Sin embargo, sus palabras muestran que Starmer está atrapado en un dilema que él mismo creó. Desestimado por muchos de su propio lado como un líder débil, está decidido a indicarle al país –y a su partido– que las cosas mejorarán, al tiempo que se niega a hacer grandes ajustes en su dirección política general.
La próxima semana, establecerá la agenda legislativa británica para el próximo año a través del Discurso del Rey, incluidas reglas de asentamiento más estrictas para los inmigrantes, el despliegue de la identificación digital y votos para los jóvenes de 16 años. Sin embargo, los parlamentarios ya conocían todos estos planes y los bloquearon hace dos semanas, y los asesores laboristas evitan cuidadosamente usar la palabra «reinicio». Se espera que los mensajes en torno al discurso se centren en la resiliencia nacional, la estabilidad y el crecimiento económico, en lugar de un cambio radical, dijo un funcionario informado sobre su contenido.
Del mismo modo, sus asesores están elaborando planes para un discurso de Starmer el lunes que se dirigirá a los votantes jóvenes que el Partido Laborista perdió el jueves ante el Partido Verde, incluido el refuerzo de su compromiso de alinearse más estrechamente con la UE. Un parlamentario elegido en la abrumadora clase de 2024 (el grupo que corre mayor riesgo de sufrir un revés en las próximas elecciones generales) lo describió como “un éxito o un fracaso”.

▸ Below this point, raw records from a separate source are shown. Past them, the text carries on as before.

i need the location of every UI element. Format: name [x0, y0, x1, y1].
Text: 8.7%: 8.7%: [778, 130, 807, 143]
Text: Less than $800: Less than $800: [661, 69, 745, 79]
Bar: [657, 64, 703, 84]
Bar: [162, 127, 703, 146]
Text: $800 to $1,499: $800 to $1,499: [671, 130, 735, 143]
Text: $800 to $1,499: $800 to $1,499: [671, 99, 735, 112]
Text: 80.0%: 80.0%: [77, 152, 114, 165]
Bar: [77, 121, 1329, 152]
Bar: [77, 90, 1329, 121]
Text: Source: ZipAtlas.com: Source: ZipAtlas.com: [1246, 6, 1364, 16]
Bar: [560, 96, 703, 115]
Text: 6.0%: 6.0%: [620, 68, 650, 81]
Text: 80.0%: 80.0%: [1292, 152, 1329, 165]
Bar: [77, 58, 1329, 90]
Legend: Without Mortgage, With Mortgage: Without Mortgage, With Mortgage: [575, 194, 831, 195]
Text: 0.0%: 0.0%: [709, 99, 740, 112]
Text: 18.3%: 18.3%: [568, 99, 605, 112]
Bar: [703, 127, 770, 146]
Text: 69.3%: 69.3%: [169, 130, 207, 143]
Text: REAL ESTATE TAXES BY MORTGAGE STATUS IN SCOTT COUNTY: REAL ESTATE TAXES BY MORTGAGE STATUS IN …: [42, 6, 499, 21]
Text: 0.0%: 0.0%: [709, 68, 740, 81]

El viernes por la noche, un grupo de parlamentarios secundarios había comenzado a pedir que Starmer se fuera, ya sea de inmediato o si no logra reformar rápidamente su liderazgo. Downing Street esperará que esto no represente una ruptura de la presa.
El Partido Laborista no es el único que enfrenta el desencanto de los votantes con los partidos establecidos, dijo a POLITICO Deborah Mattinson, directora de estrategia de Starmer en las últimas elecciones, pero «no hay soluciones rápidas» para sus frustraciones. «Estamos lidiando con una desilusión de los votantes a escala industrial: una sensación de que el contrato social que los votantes aceptaron ha desaparecido», dijo Mattinson. Y añadió: “El Partido Laborista tiene la misión moral de tratar de llegar a los votantes de la clase trabajadora que se sienten abandonados y que la economía no les funciona”.
Dos funcionarios con conocimiento de los comentarios planeados dijeron que es probable que el primer ministro reitere su política actual sobre la UE. Uno de los dos funcionarios dijo que un grupo reducido de asesores todavía está decidiendo qué política se incluirá en el discurso del lunes.